I'm cheap but not easy said:

Guessing that the authors of the code are not English majors, I'm sure that they would be greatly appreciative of your kind offer to spend your own (unpaid) free time to develop a proper open source Movable Type documentation guide. In English, of course. And then listen to the whiners complain about how English is not their native language, that you owe them an apology for having to muddle through your stuff.



Ah, you're right, "cheap but not easy": I'm griping. And I actually really like Movable Type a lot.

I'm not talking about wanting, needing or writing literature. Lots of MT users are bloggers, not programmers, and need a bit of help to get started. All most of us want are examples of the code syntax for new tags, what they can and can't do, and how it's done. There must be examples that were tested on a real blog.
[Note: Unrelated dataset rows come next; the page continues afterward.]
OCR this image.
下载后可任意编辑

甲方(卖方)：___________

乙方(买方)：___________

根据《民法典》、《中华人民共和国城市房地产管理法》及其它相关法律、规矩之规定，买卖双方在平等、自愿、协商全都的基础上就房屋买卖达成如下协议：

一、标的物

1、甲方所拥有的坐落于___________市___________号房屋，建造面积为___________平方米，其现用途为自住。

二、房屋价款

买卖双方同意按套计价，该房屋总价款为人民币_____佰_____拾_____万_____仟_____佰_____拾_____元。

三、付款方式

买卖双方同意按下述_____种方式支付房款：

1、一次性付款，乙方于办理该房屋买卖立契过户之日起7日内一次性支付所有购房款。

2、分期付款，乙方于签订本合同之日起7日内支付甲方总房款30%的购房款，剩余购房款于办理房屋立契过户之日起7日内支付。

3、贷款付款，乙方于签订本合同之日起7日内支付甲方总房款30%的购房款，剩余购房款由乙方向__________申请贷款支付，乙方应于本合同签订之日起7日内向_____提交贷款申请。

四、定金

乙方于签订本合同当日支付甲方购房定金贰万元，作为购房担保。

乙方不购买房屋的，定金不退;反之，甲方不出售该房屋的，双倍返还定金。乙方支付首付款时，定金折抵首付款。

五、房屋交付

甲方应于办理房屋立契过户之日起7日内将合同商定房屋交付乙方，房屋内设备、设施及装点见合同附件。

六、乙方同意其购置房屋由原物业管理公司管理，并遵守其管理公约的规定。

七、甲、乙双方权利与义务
I will share (and have shared code snippets I work out with others trying to solve the same problems. (The link goes to an example of linking to an index template that puts the latest blog headlines on another site. Much of it came from an example someone else passed along that I modified and put where search engines would show it to others trying to call blog headlines hosted elsewhere into their own sites. I've answered emails about the link end, too.)

I like this free exchange of information -- I'm a blogger, after all -- and like it when I can be useful, give a little back for all the help I got when this was all opaque to me.

And I am very sorry if this is your code and this wounded you. If it is, may I ask you a few questions, or have I blown my chance?